Granitico

gra-nì-ti-co

Fatto di granito, che sembra granito; saldo, duro, incrollabile

da granito, derivato del latino granulum 'granulo'.

Sì, è un aggettivo di forza rara, ma per entrarci soffermiamoci a notare, ancora una volta, anche qui, una delle più pervasive ossessioni della lingua, del pensiero. Il grano.

Grani di frumento. Grani di sale. La grana diversa della carta vetrata o della sabbia. La definizione delle fotografie digitali - più o meno sgranate. Il grana padano. I grani di perle. La grana che si spende e si guadagna. Il granitico, così solido, parte dai grani della grana del granito. Grani che non sono sciolti come in un sacco di chicchi, ma compattati insieme nella famiglia regina delle rocce intrusive. Ed è stupefacente come la suggestione del grano si spinga fino a questi significati estremi.
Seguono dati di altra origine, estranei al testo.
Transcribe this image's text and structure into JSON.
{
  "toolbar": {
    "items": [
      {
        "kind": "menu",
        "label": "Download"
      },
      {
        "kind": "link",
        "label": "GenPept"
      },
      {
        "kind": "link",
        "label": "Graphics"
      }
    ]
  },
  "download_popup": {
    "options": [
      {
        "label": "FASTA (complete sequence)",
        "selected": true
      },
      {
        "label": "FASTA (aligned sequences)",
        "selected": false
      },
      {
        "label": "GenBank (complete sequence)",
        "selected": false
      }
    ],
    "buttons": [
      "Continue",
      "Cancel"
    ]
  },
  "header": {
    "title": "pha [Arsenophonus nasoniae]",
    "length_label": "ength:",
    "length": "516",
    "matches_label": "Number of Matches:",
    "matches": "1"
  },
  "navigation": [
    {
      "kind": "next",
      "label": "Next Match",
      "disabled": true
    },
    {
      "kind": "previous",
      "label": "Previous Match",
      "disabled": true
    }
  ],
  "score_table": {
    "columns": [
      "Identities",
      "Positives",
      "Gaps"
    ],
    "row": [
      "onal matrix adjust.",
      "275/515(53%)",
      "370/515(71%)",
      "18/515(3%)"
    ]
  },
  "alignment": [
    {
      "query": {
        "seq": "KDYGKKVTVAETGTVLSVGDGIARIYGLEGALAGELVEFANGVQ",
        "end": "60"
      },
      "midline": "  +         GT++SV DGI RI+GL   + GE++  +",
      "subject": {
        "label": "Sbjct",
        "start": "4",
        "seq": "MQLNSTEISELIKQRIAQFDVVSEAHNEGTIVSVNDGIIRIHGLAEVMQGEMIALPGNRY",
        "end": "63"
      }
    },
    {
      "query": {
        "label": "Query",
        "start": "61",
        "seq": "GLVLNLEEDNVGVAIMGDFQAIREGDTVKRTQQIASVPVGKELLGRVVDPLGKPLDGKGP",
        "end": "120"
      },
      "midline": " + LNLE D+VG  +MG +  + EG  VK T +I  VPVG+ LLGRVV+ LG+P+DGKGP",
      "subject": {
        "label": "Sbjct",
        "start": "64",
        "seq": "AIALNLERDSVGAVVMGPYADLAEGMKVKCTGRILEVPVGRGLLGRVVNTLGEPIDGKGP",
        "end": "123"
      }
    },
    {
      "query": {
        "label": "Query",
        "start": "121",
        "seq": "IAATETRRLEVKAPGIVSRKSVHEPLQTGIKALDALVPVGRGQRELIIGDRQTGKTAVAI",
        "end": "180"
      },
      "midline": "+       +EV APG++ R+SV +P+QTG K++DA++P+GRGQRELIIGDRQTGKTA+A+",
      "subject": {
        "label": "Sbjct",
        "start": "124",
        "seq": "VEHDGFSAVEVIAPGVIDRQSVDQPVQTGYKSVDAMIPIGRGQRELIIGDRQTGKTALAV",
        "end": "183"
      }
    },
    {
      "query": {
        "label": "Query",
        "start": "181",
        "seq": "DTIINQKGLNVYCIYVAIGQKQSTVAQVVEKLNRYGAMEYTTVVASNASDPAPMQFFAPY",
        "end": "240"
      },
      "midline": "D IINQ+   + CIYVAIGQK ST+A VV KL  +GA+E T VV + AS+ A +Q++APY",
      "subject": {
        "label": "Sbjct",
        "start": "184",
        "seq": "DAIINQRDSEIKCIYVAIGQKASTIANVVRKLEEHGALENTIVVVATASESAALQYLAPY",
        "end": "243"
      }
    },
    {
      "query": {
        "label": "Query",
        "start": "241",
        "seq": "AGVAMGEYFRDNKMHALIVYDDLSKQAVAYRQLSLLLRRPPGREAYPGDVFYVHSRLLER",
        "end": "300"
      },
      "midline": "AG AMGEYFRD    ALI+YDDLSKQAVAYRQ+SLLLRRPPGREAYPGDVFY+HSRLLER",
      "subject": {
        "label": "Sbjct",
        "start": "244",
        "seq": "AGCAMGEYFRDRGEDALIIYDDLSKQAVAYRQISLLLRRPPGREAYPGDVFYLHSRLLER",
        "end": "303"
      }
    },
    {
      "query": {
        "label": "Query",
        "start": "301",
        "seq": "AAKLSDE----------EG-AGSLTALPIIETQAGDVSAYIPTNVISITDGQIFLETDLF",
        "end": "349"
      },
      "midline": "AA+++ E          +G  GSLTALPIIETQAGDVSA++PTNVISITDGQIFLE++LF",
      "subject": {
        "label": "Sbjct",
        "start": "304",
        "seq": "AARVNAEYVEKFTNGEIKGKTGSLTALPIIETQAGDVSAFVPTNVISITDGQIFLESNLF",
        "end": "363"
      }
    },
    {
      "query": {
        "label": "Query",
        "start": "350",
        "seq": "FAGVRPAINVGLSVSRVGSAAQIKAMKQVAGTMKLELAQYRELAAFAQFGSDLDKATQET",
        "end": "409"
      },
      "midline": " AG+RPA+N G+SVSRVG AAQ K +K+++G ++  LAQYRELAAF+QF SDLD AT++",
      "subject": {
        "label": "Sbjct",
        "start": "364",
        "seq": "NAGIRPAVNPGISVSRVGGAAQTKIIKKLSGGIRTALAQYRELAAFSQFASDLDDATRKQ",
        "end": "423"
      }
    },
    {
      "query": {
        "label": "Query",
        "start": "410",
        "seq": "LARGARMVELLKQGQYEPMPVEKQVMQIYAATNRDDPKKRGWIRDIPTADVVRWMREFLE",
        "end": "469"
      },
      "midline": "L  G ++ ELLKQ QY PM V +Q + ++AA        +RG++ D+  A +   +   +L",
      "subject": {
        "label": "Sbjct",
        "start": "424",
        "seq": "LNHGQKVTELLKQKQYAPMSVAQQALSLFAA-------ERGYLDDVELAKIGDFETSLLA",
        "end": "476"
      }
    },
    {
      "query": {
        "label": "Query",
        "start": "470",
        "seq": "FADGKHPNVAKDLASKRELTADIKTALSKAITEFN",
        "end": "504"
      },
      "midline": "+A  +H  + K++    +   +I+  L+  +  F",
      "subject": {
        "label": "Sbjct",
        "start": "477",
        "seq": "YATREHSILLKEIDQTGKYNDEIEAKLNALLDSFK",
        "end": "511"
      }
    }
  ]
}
Sono poche le rocce il cui nome è terra fertile per usi figurati; e il granito, in virtù della sua solidità pregiata, incrollabile, in odore di eternità, sviluppa (peraltro tardi, in italiano, nell'Ottocento) un aggettivo che abbraccia proprio queste qualità. Se parliamo di una convinzione granitica, parliamo di una convinzione pesante, che non si scalfisce; una certezza granitica non trema davanti all'attacco; e si sa che di una persona con tempra o morale granitica non si può intaccare l'integrità.

È una fama conquistata nei millenni, e anche se non capita spesso di poter saggiare di persona gli attributi del granito, questi restano un riferimento condiviso e pronto all'uso. Il granitico mostra una forza specifica: è complesso, e composto di grani, ma i suoi grani non sgranabili.